Kadere yazılan göçebelik hali
Cemal Süreya 1931’de Erzincan’da bir yük vagonunda doğdu. Cemalettin Seber adı verilen geleceğin şairinin yük vagonunda doğmasından mı bilinmez göçebeliği kaderine yazılmıştı sanki. Bir yük vagonunda gözlerini dünyaya açtıktan 6 yıl sonra 1937’de çocukken ailesiyle birlikte Dersim isyanı sürgünleri arasına yine bir yük vagonunda katıldı. Hayatında derin izler bırakan bu sürgünü, “Bizi bir kamyona doldurdular / Tüfekli iki erin nezaretinde / Sonra o iki erle yük vagonuna doldurdular / Günlerce yolculuktan sonra bir köye attılar / Tarih öncesi köpekler havlıyordu / Aklımdan hiç çıkmaz o yolculuk, o havlamalar, polisler / Duyarlığım biraz da o çocukluk izlenimleriyle besleniyor belki / Annem sürgünde öldü, babam sürgünde öldü” diye anlattı daha sonra.

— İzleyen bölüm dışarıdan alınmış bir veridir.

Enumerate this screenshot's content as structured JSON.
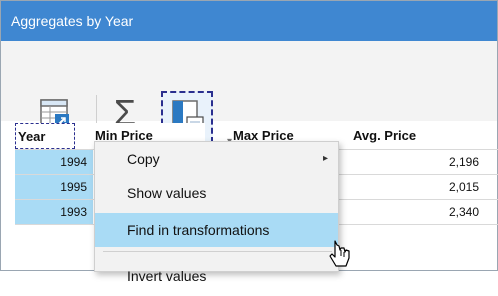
{
  "window": {
    "title": "Aggregates by Year"
  },
  "toolbar": {
    "buttons": [
      {
        "icon": "export-table-icon"
      },
      {
        "icon": "sigma-icon",
        "glyph": "Σ"
      },
      {
        "icon": "selection-view-icon",
        "selected": true
      }
    ],
    "overflow_glyph": "▾"
  },
  "grid": {
    "columns": [
      "Year",
      "Min Price",
      "Max Price",
      "Avg. Price"
    ],
    "rows": [
      {
        "year": "1994",
        "avg": "2,196"
      },
      {
        "year": "1995",
        "avg": "2,015"
      },
      {
        "year": "1993",
        "avg": "2,340"
      }
    ]
  },
  "context_menu": {
    "items": [
      {
        "label": "Copy",
        "has_submenu": true,
        "submenu_glyph": "▸"
      },
      {
        "label": "Show values"
      },
      {
        "label": "Find in transformations",
        "highlighted": true
      },
      {
        "label": "Invert values"
      }
    ]
  },
  "colors": {
    "titlebar": "#3f87d1",
    "selection": "#a9dbf5",
    "menu_bg": "#f2f2f2"
  }
}
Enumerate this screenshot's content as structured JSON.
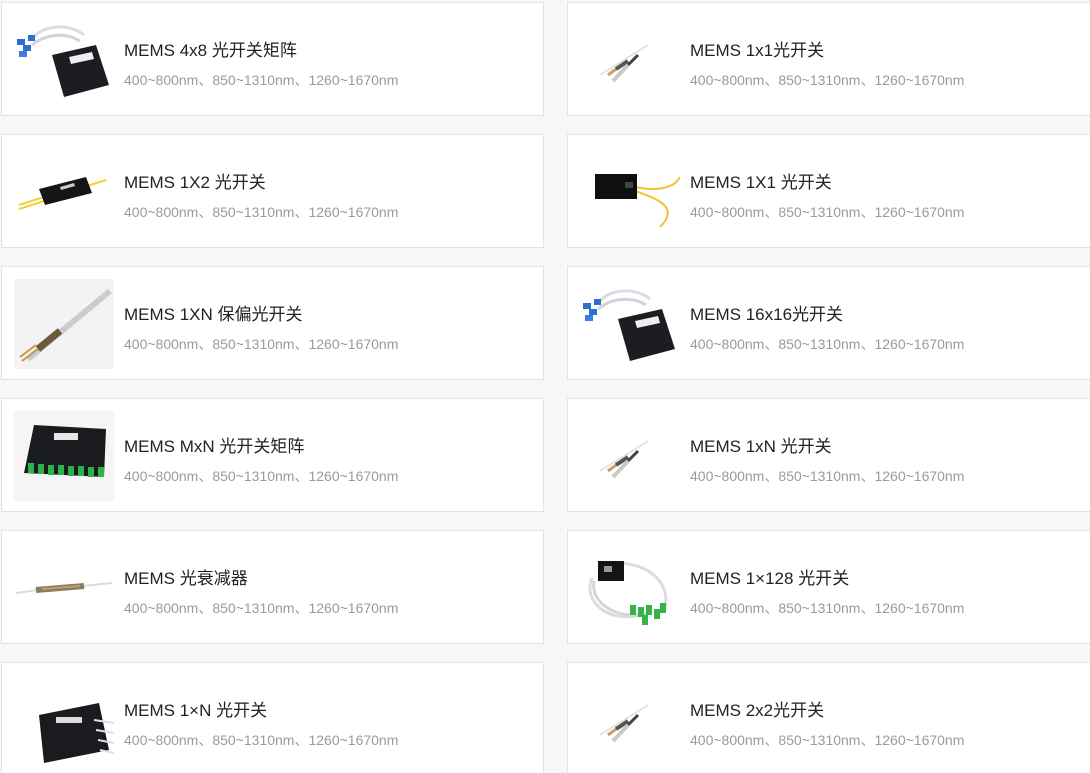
{
  "products": [
    {
      "title": "MEMS 4x8 光开关矩阵",
      "range": "400~800nm、850~1310nm、1260~1670nm",
      "icon": "fiber-box-blue-connectors-icon"
    },
    {
      "title": "MEMS 1x1光开关",
      "range": "400~800nm、850~1310nm、1260~1670nm",
      "icon": "fiber-pigtail-icon"
    },
    {
      "title": "MEMS 1X2 光开关",
      "range": "400~800nm、850~1310nm、1260~1670nm",
      "icon": "black-module-yellow-fiber-icon"
    },
    {
      "title": "MEMS 1X1 光开关",
      "range": "400~800nm、850~1310nm、1260~1670nm",
      "icon": "black-box-yellow-fiber-icon"
    },
    {
      "title": "MEMS 1XN 保偏光开关",
      "range": "400~800nm、850~1310nm、1260~1670nm",
      "icon": "pm-fiber-tube-icon"
    },
    {
      "title": "MEMS 16x16光开关",
      "range": "400~800nm、850~1310nm、1260~1670nm",
      "icon": "fiber-box-blue-connectors-icon"
    },
    {
      "title": "MEMS MxN 光开关矩阵",
      "range": "400~800nm、850~1310nm、1260~1670nm",
      "icon": "rack-module-green-ports-icon"
    },
    {
      "title": "MEMS 1xN 光开关",
      "range": "400~800nm、850~1310nm、1260~1670nm",
      "icon": "fiber-pigtail-icon"
    },
    {
      "title": "MEMS 光衰减器",
      "range": "400~800nm、850~1310nm、1260~1670nm",
      "icon": "attenuator-tube-icon"
    },
    {
      "title": "MEMS 1×128 光开关",
      "range": "400~800nm、850~1310nm、1260~1670nm",
      "icon": "fiber-bundle-green-connectors-icon"
    },
    {
      "title": "MEMS 1×N 光开关",
      "range": "400~800nm、850~1310nm、1260~1670nm",
      "icon": "black-box-fiber-fan-icon"
    },
    {
      "title": "MEMS 2x2光开关",
      "range": "400~800nm、850~1310nm、1260~1670nm",
      "icon": "fiber-pigtail-icon"
    }
  ],
  "colors": {
    "page_bg": "#f6f7f9",
    "card_border": "#e2e3e6",
    "title": "#222222",
    "subtitle": "#9a9a9a"
  }
}
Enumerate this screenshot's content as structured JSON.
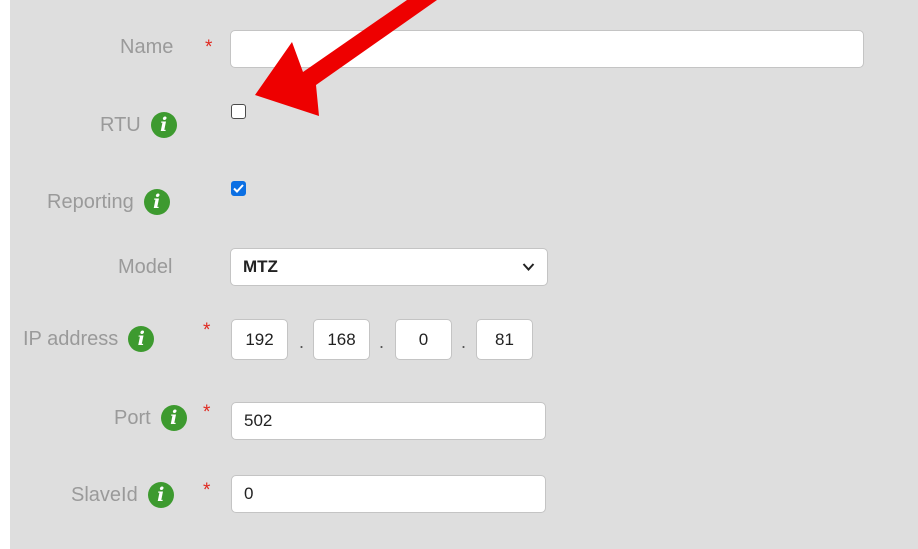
{
  "form": {
    "name": {
      "label": "Name",
      "required": "*",
      "value": ""
    },
    "rtu": {
      "label": "RTU",
      "info_icon": "info-icon",
      "checked": false
    },
    "reporting": {
      "label": "Reporting",
      "info_icon": "info-icon",
      "checked": true
    },
    "model": {
      "label": "Model",
      "selected": "MTZ",
      "dropdown_icon": "chevron-down-icon"
    },
    "ip_address": {
      "label": "IP address",
      "info_icon": "info-icon",
      "required": "*",
      "octets": [
        "192",
        "168",
        "0",
        "81"
      ],
      "separator": "."
    },
    "port": {
      "label": "Port",
      "info_icon": "info-icon",
      "required": "*",
      "value": "502"
    },
    "slave_id": {
      "label": "SlaveId",
      "info_icon": "info-icon",
      "required": "*",
      "value": "0"
    }
  },
  "annotation": {
    "icon": "red-arrow",
    "color": "#ee0000",
    "points_to": "RTU checkbox"
  },
  "colors": {
    "panel": "#dedede",
    "label": "#9a9a9a",
    "required": "#e0281f",
    "info": "#3d9a2f",
    "checkbox_checked": "#0b6fe3"
  },
  "info_glyph": "i"
}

Şehirden şehre semltten semte bir hayat
“Kuşkusuz artacak yalnızlığım sevgili çocuk / biliyorsun ben hangi şehirdeysem yalnızlığın başkenti orasıdır” diyen şair 6 yaşında tanıştığı sürgün acısını ölene kadar içinde taşıdığından mı bilinmez kendisi de hayatı boyunca şehirden şehre, semtten semte sürekli taşındı durdu, “Benim hiçbir semtte berberim olmadı” diye özetledi bu göçebeliği. 26 yılda tam 29 ev değiştirip hiçbir semtte berberi olmayan Süreya’nın sadece, “Posta Kutusu 1349 Karaköy – İstanbul” olan adresi sabitti. Dersim sürgününün hemen ertesinde, 7 yaşındayken ardında bir fotoğrafı dahi olmadan yitirdiği annesinin acısını, “Küçük kalbimdeki kuş ölmüştü” diye anlattı. Hayatı boyunca sevdiği her kadının öbür yarısıyla annesi olduğunu, “Annem çok küçükken öldü / beni öp, sonra doğur beni” dizeleriyle dile getirdi.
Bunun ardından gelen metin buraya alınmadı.